Chiudo la parentesi e torno nei ranghi.
Detto questo: il DyD Ratigheriano è vittima degli eventi? Vittima narrativa, per così dire, sì, ma abbiamo detto che questo è in linea col canone Sclaviano. Vittima passiva no: è per quasi tutto il tempo riottoso, svogliato, recalcitrante; per poi svegliarsi all'improvviso baldanzoso e consapevole nella scena finale. A raccontarlo così somiglia quasi al cowboy senza nome della Trilogia del Dollaro. Tutto bene, quindi? Io direi proprio di no, perché nessuno di questi singoli atteggiamenti risulta coerente con gli altri. Né con l'idea platonica di Dylan Dog a cui apparentemente guardiamo tutti con nostalgia, ma che probabilmente è annegata nel Naviglio intorno al 1992, o giù di lì. Quello di questo numero è un Dylan Dog "strano", sempre fuori registro e una spanna fuori parte. Diciamolo pure: piuttosto mal sceneggiato. Vedremo che ne verrà fuori in seguito. A Ratigher do volentieri una seconda possibilità, e un Dylan Dog disegnato da Bacilieri credo che lo comprerei anche se lo scrivesse Baraldi, sui toni del gelsomino.
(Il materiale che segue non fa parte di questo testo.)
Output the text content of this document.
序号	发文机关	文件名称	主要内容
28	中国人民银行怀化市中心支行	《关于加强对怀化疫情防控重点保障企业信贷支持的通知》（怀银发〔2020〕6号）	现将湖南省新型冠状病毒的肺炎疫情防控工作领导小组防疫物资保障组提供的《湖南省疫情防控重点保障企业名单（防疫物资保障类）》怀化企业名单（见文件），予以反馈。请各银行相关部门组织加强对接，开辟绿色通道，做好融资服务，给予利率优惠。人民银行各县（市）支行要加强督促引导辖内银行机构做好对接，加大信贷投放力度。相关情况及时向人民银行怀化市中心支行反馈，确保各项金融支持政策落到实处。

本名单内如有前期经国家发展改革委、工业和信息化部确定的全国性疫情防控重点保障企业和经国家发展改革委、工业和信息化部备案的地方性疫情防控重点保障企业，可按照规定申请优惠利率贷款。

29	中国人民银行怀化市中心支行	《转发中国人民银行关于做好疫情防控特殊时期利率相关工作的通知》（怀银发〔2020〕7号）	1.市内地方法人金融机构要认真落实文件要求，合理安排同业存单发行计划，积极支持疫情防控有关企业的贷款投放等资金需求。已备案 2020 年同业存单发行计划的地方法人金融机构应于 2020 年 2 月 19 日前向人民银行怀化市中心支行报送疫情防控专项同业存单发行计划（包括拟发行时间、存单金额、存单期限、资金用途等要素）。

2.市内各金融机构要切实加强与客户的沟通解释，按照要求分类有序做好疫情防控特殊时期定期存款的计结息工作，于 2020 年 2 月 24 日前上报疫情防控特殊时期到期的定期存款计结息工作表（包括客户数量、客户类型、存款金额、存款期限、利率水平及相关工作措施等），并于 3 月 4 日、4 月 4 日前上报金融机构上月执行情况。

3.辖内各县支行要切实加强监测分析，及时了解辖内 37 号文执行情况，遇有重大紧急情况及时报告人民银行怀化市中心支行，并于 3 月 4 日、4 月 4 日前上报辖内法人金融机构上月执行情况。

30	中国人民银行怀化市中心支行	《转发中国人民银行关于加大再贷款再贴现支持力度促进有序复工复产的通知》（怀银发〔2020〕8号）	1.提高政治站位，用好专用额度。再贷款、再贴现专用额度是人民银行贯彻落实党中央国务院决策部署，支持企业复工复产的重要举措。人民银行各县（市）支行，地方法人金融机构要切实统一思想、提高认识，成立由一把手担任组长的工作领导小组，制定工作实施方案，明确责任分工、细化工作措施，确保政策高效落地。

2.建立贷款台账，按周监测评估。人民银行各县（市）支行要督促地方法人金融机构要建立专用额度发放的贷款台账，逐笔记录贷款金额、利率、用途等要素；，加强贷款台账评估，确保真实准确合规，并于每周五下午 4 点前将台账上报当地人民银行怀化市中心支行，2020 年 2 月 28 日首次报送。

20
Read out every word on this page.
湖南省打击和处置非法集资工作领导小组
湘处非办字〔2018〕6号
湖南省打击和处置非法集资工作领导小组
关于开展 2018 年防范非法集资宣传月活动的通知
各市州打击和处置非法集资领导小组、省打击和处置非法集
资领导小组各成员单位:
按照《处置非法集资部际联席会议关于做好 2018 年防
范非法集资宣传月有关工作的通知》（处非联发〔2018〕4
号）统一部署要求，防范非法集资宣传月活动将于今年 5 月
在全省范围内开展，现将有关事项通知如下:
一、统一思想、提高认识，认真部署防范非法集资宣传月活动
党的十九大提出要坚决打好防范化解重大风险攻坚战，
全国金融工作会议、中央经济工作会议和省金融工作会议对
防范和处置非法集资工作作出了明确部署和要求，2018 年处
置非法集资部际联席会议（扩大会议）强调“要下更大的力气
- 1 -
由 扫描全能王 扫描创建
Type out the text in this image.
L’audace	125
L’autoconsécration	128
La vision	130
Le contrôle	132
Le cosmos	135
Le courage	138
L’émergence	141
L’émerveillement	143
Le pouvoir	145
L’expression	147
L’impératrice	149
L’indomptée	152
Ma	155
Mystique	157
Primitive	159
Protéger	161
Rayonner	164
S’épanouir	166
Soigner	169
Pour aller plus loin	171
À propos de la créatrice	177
Ultime due cose: hai davvero ragione, Dipintendo, sul fatto che Baggi finisca per incrociare in zona Sydney Jordan, soprattutto per quanto riguarda le rigidità semi-fotografiche; ma lì eravamo ad altre sfere di grandiosità e pazzia (conosci le storie di Chalcedon?).
E il paginone
Secondo me è una bella idea, e ben realizzata: sembra di essere improvvisamente davanti a una pagina del
Raw di Spiegelman (o alla pagina marmorizzata del Tristam Shandy). Roba di trent'anni fa (o duecentocinquanta, nel secondo caso), ma su un albo Bonelli fa comunque il suo effetto. Che ci si voglia trovare o meno qualche riferimento metafumettistico/metaeditoriale —io preferisco di no— è un bel modo di usare il mezzo-fumetto.